Amid concerns about her future and calls for her ousting, Berlinale boss Tricia Tuttle has received a strong show of support from the leaders of some of the world’s other premier film festivals.
“We stand in support of Tricia Tuttle’s wish to continue as Berlinale Festival Director, in full trust and with institutional independence,” reads a letter signed by Cannes’ Thierry Frémaux, Sundance‘s Eugene Hernandez and others. “We recognise the mounting pressures on film festivals everywhere to navigate volatile times while maintaining a safe space for the exchange of cinema, and of ideas.”
“A core aspect of our role as cultural custodians is to create and protect the space for filmmakers, artists, professionals and audiences to come together. This includes people who bring with them not only a shared love of cinema, but also a huge variety of lived experiences and viewpoints,” the letter, shared Tuesday, continues. “We must also navigate – with care – the fact that ‘everyone’ can include people with political and personal views that don’t always align, with each other, or with socially accepted or politically mandated positions.”
The show of support for Tuttle comes as the Berlinale head continues to receive criticism for the handling of the 2026 Berlin Film Festival, during which competition jury head Wim Wenders and multiple attendees adopted a non-political stance in response to questions about the Israel-Gaza war, the rise of fascism around the world and other ongoing international conflicts.
Ethan Hawke, Neil Patrick Harris and Michelle Yeoh were some of the stars who found themselves not only on the receiving end of politically charged questions at the festival, but also at the center of controversies over their responses. After the festival, Tuttle told German reporters she and German culture minister Wolfram Weimer had discussed “the possibility of my mutual resignation.”
Despite that, Tuttle has expressed her desire to hold onto her Berlinale leadership position. “I am very proud of my team and the festival and want to continue the work we have started together with full confidence and institutional independence,” Tuttle said. The letter written in her support notes festivals like the Berlinale are more “fragile” to maintain than attendees and press may realize.
“While film festivals that are long-lived, and well-attended, may appear to be indestructible meeting places, these spaces are often fragile, hard-won and complex to preserve,” the letter states. “Film festivals as we know, and need them, are becoming increasingly challenging to sustain in a climate where the appreciation of nuance is collapsing. Supporting genuine freedom of expression, including the freedom to articulate imperfect or unpopular opinions, has never been more important.”

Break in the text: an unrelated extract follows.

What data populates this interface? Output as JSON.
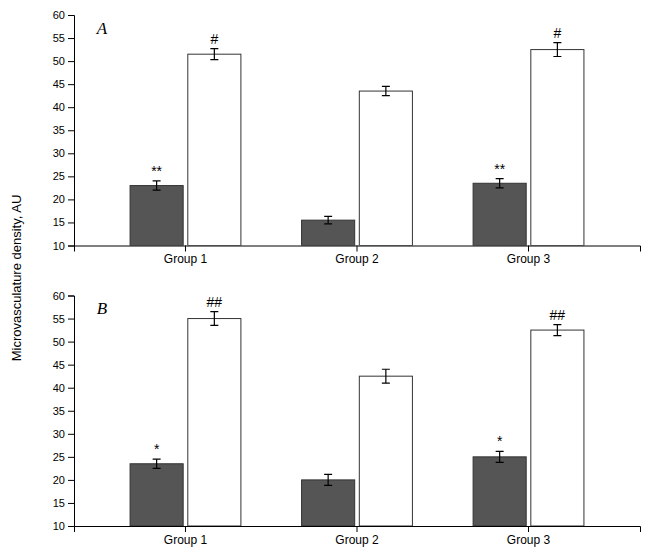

“We need to maintain spaces where discomfort is embraced, where debates can be expansive, where new ideas can propagate and where unexpected – and sometimes conflicting – perspectives are made visible,” the letter concludes. “We need all our stakeholders – audiences, creators, festival teams, public and private partners, industry, media, fellow institutions – to show each other grace, respect and solidarity as communities and networks connected through the love of film, or we risk losing these spaces completely. It is so much easier to destroy than it is to build.”
In addition to Frémaux and Hernandez, the letter’s signatories include the heads of other major international film festivals, including London Film Festival’s Kristy Matheson, Busan International Film Festival’s Jung Hanseok and Karen Park, Cannes Film Festival’s Christian Jeune, El Gouna Film Festival’s Amr Mansi, Locarno Film Festival’s Giona A. Nazzaro, Toronto International Film Festival’s Anita Lee and Cameron Bailey, Telluride Film Festival’s Julie Huntsinger, Sydney Film Festival’s Nashen Moodley and Frances Wallace and Sundance Film Festival’s Kim Yutani.
The letter was also signed by Festival do Rio’s Ilda Santiago, San Sebastian International Film Festival’s José Luis Rebordinos, Maialen Beloki and Lucía Olaciregui, São Paulo International Film Festival’s Renata de Almeida, Tokyo International Film Festival’s Shozo Ichiyama, Asian Contents & Film Market’s Ellen Y. D. Kim, Göteborg Film Festival’s Pia Lundberg and Mirja Wester, International Film Festival Rotterdam’s Vanja Kaludjercic and Clare Stewart, Karlovy Vary International Film Festival’s Karel Och and Kryštof Mucha, Melbourne International Film Festival’s Damien Hodgkinson and Al Cossar, Morelia Film Festival’s Daniela Michel, New Horizons Association’s Roman Gutek, New Horizons International Film Festival’s Dorota Lech and Sarajevo Film Festival’s Jovan Marjanović.
Nancy Spielberg, Kleber Mendonça Filho, Radu Jude, Yuval Abraham and others previously signed an open letter in late February similarly expressing their “deep concern” over Tuttle’s potential dismissal.
“When personnel consequences are drawn from individual statements or symbolic interpretations, a troubling signal is sent: cultural institutions come under political pressure,” Spielberg and co.’s open letter read. “The Berlinale is more than a red carpet or a series of headlines. It is a space where perspectives intersect, narratives are questioned, and social tensions are brought into view. This is where discourse unfolds – at the very heart of cinema.”